Loup-Loup, 1992

PAL, Ton, Farbe


Den drei Videofilmen Orange sanguine, Loup-Loup und I Love Mikey liegt das gleiche Konzept und das gleiche Drehverfahren zugrunde, ohne dass sie ausdrücklich eine Serie bilden würden. Sie stammen von Serge Comte und von Philippe Dorain, finstere Gestalt und geheimnisvolles Double des Ersteren.
Diese drei Filme, in denen Serge Comtes Definition des "safe at home" veranschaulicht wird, wurden in einer heimeligen Atmosphäre mit amateurhaften Mitteln, wie dem Camcorder, gedreht.
Alle drei entstanden auf die gleiche Art und Weise: eine sich praktisch nie ändernde Kameraeinstellung, eine einfache und kurze Inszenierung und die verkleidete Hauptperson vor einem verschwommenen Hintergrund.
Serge Comte erklärt Bernard Joisten bei einem Interview für Purple Prose im Jahre 1995 unmissverständlich seine Absicht: "[Es] sind im allgemeinen Porträtaufnahmen mit minimalen Bewegungen des Gesichts. Ich habe gemerkt , dass ich mit Orange Sanguine [Blutorange] einen Zuschauer entstehen lassen konnte, der sich nicht bemüht, zuzuhören, sondern sich damit begnügt, die Bilder mit einem vagen, unkonzentrierten Blick anzuschauen. Andere dagegen wurden als Mittel zur Erfüllung eines Wunsches oder zur Befriedigung eines Triebes konzipiert. In diesem Fall muss die Person das Video unbedingt haben. Und genau, wie sie plötzlich Lust hat, sich auf dem Balkon zu sonnen oder sich etwas zum Trinken aus dem Kühlschrank zu holen, legt sie die Kassette ein. Das ist eine Entscheidung, die man zu Hause trifft."1

Loup-Loup ist ähnlich inszeniert, wie Orange sanguine, nämlich mit feststehender Kameraeinstellung, in diesem Fall auf ein Gesicht  mit einer schwarzen Karnevalsmaske. Die Stimme wurde elektronisch verändert.
Das narrative Verfahren ist das gleiche, nämlich das eines fiktionalen Geständnisses. Der Bericht weicht lediglich in Bezug auf den Inhalt – die Beichte eines Mordes – ab.
Die durch Serge Comte verkörperte Person liefert in einer preziösen Sprache mehr Details über die Gründe ihres Tuns als über die Empfindungen, die sie dabei hatte. Sie spricht von der Willkürlichkeit des Mordes, von dem Wohlgefühl, das sie danach hatte, ohne diese Tat jedoch wiederholen zu wollen. Sie weist am Schluss darauf hin, dass mit dem Morden bzw. Ermordetwerden immer ein Risiko verbunden ist.
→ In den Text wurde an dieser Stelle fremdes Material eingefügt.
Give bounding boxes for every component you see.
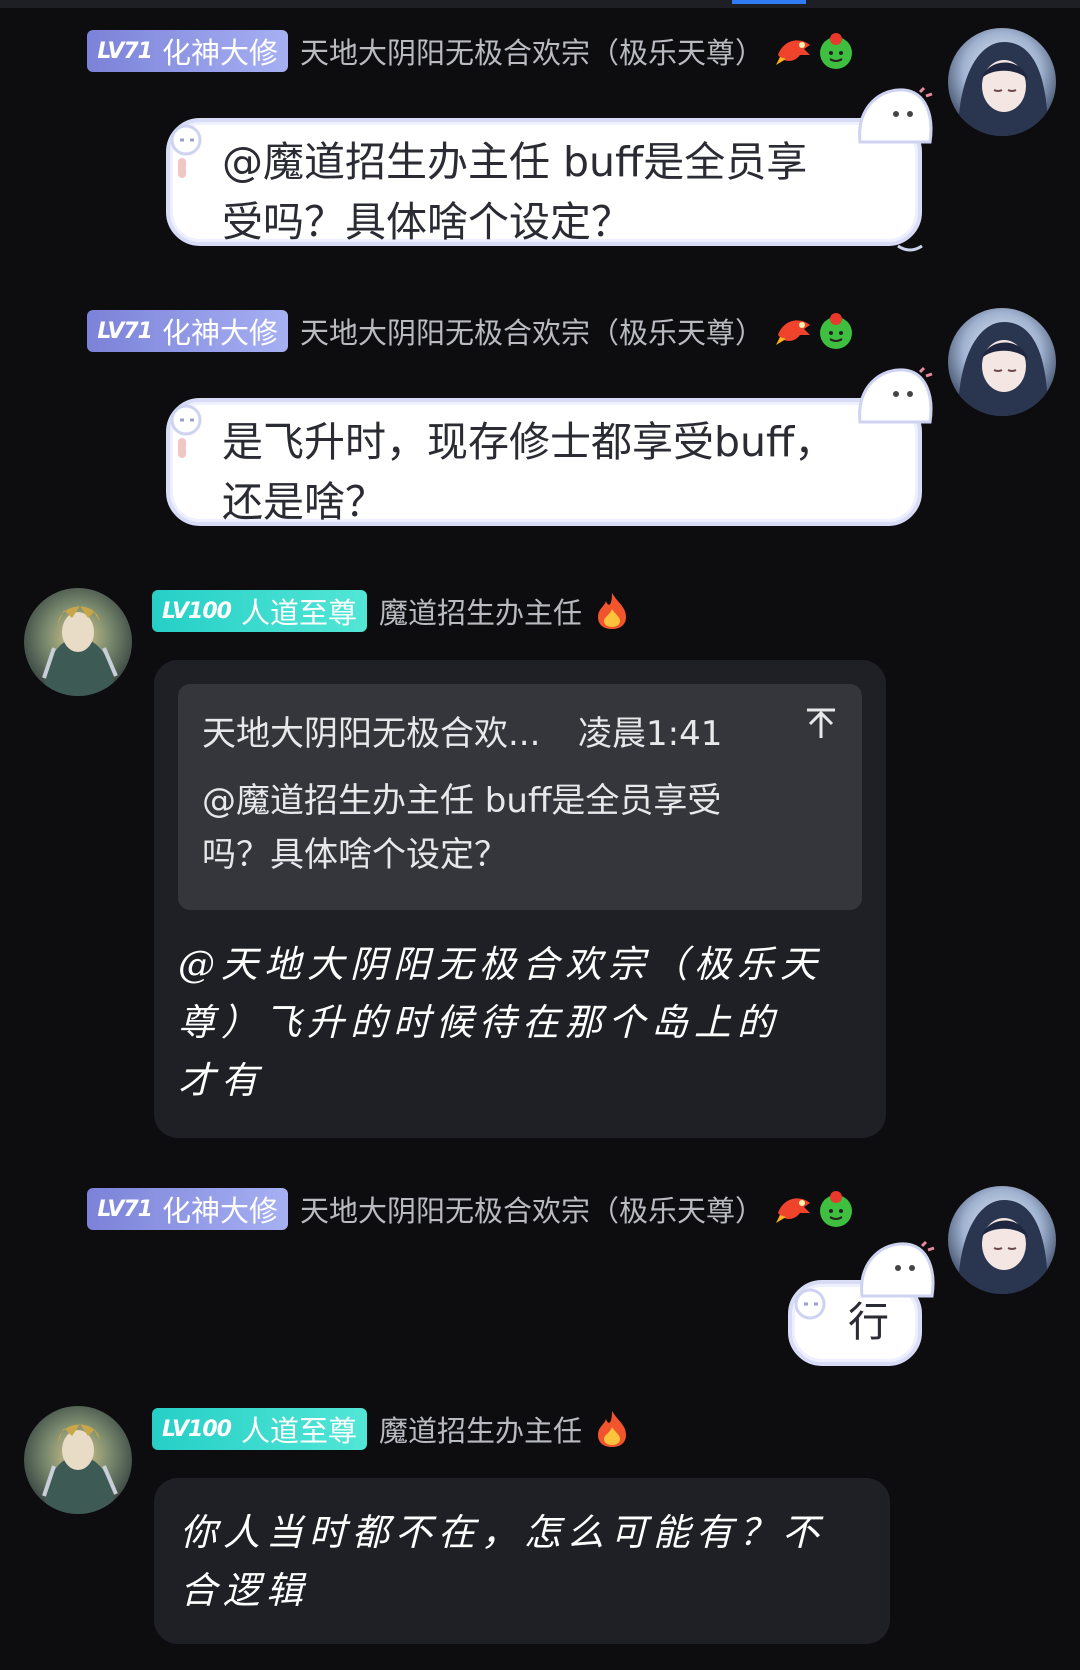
scroll-indicator	[732, 0, 806, 4]
message-bubble[interactable]: 天地大阴阳无极合欢... 凌晨1:41 @魔道招生办主任 buff是全员享受 吗…	[154, 660, 886, 1138]
level-badge: LV71 化神大修	[87, 1188, 288, 1230]
message-text: 行	[848, 1298, 889, 1346]
sender-name[interactable]: 天地大阴阳无极合欢宗（极乐天尊）	[300, 310, 764, 352]
message-text: 是飞升时，现存修士都享受buff，	[222, 418, 836, 466]
avatar[interactable]	[24, 588, 132, 696]
sender-meta: LV71 化神大修 天地大阴阳无极合欢宗（极乐天尊）	[87, 1186, 856, 1232]
fire-emoji	[592, 591, 632, 631]
quote-time: 凌晨1:41	[578, 714, 723, 754]
cloud-decoration-icon	[170, 404, 202, 458]
melon-emoji	[816, 31, 856, 71]
avatar[interactable]	[24, 1406, 132, 1514]
sender-name[interactable]: 天地大阴阳无极合欢宗（极乐天尊）	[300, 1188, 764, 1230]
avatar[interactable]	[948, 28, 1056, 136]
message-text: 你人当时都不在，怎么可能有？不 合逻辑	[180, 1511, 825, 1612]
fire-emoji	[592, 1409, 632, 1449]
message-text: 还是啥？	[222, 478, 386, 526]
level-badge: LV100 人道至尊	[152, 590, 367, 632]
sender-name[interactable]: 魔道招生办主任	[379, 590, 582, 632]
message-text: 受吗？具体啥个设定？	[222, 198, 632, 246]
sender-meta: LV71 化神大修 天地大阴阳无极合欢宗（极乐天尊）	[87, 308, 856, 354]
ghost-decoration-icon	[858, 86, 933, 144]
sender-meta: LV71 化神大修 天地大阴阳无极合欢宗（极乐天尊）	[87, 28, 856, 74]
dragon-emoji	[774, 31, 814, 71]
ghost-decoration-icon	[858, 366, 933, 424]
level-badge: LV100 人道至尊	[152, 1408, 367, 1450]
message-bubble[interactable]: @魔道招生办主任 buff是全员享 受吗？具体啥个设定？	[166, 118, 922, 246]
ghost-decoration-icon	[860, 1240, 935, 1298]
sender-name[interactable]: 天地大阴阳无极合欢宗（极乐天尊）	[300, 30, 764, 72]
message-bubble[interactable]: 你人当时都不在，怎么可能有？不 合逻辑	[154, 1478, 890, 1644]
level-badge: LV71 化神大修	[87, 30, 288, 72]
jump-to-top-icon[interactable]	[804, 706, 838, 740]
message-text: @魔道招生办主任 buff是全员享	[222, 138, 808, 186]
level-badge: LV71 化神大修	[87, 310, 288, 352]
cloud-decoration-icon	[170, 124, 202, 178]
message-text: @天地大阴阳无极合欢宗（极乐天 尊）飞升的时候待在那个岛上的 才有	[178, 943, 823, 1102]
corner-decoration-icon	[897, 244, 923, 252]
top-edge	[0, 0, 1080, 8]
dragon-emoji	[774, 1189, 814, 1229]
sender-meta: LV100 人道至尊 魔道招生办主任	[152, 588, 632, 634]
quoted-message[interactable]: 天地大阴阳无极合欢... 凌晨1:41 @魔道招生办主任 buff是全员享受 吗…	[178, 684, 862, 910]
sender-name[interactable]: 魔道招生办主任	[379, 1408, 582, 1450]
dragon-emoji	[774, 311, 814, 351]
melon-emoji	[816, 1189, 856, 1229]
quote-text: @魔道招生办主任 buff是全员享受 吗？具体啥个设定？	[202, 781, 722, 875]
avatar[interactable]	[948, 308, 1056, 416]
message-bubble[interactable]: 是飞升时，现存修士都享受buff， 还是啥？	[166, 398, 922, 526]
quote-author: 天地大阴阳无极合欢...	[202, 714, 541, 754]
cloud-decoration-icon	[794, 1288, 826, 1320]
avatar[interactable]	[948, 1186, 1056, 1294]
sender-meta: LV100 人道至尊 魔道招生办主任	[152, 1406, 632, 1452]
melon-emoji	[816, 311, 856, 351]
Loup-Loup ist das fast identische Gegenstück zu Orange sanguine, im gleichen Stil, nämlich mit minimaler Inszenierung und der Verwertung der intimen, phantastischen Welt des Regisseurs. Bei den Werken Serge Comtes findet das Prinzip der Leichtigkeit und Oberflächlichkeit (im Sinne von Erkundung der Oberfläche) als eine Form reizvollen Abrückens vom Prinzip der Realität und von der Einbildung, eine hypothetische Tiefe in der Welt zu sehen, Anwendung.

Laetitia Rouiller

1. Interview mit Bernard Joisten, Purple Prose, Ausgabe 9, April 1995.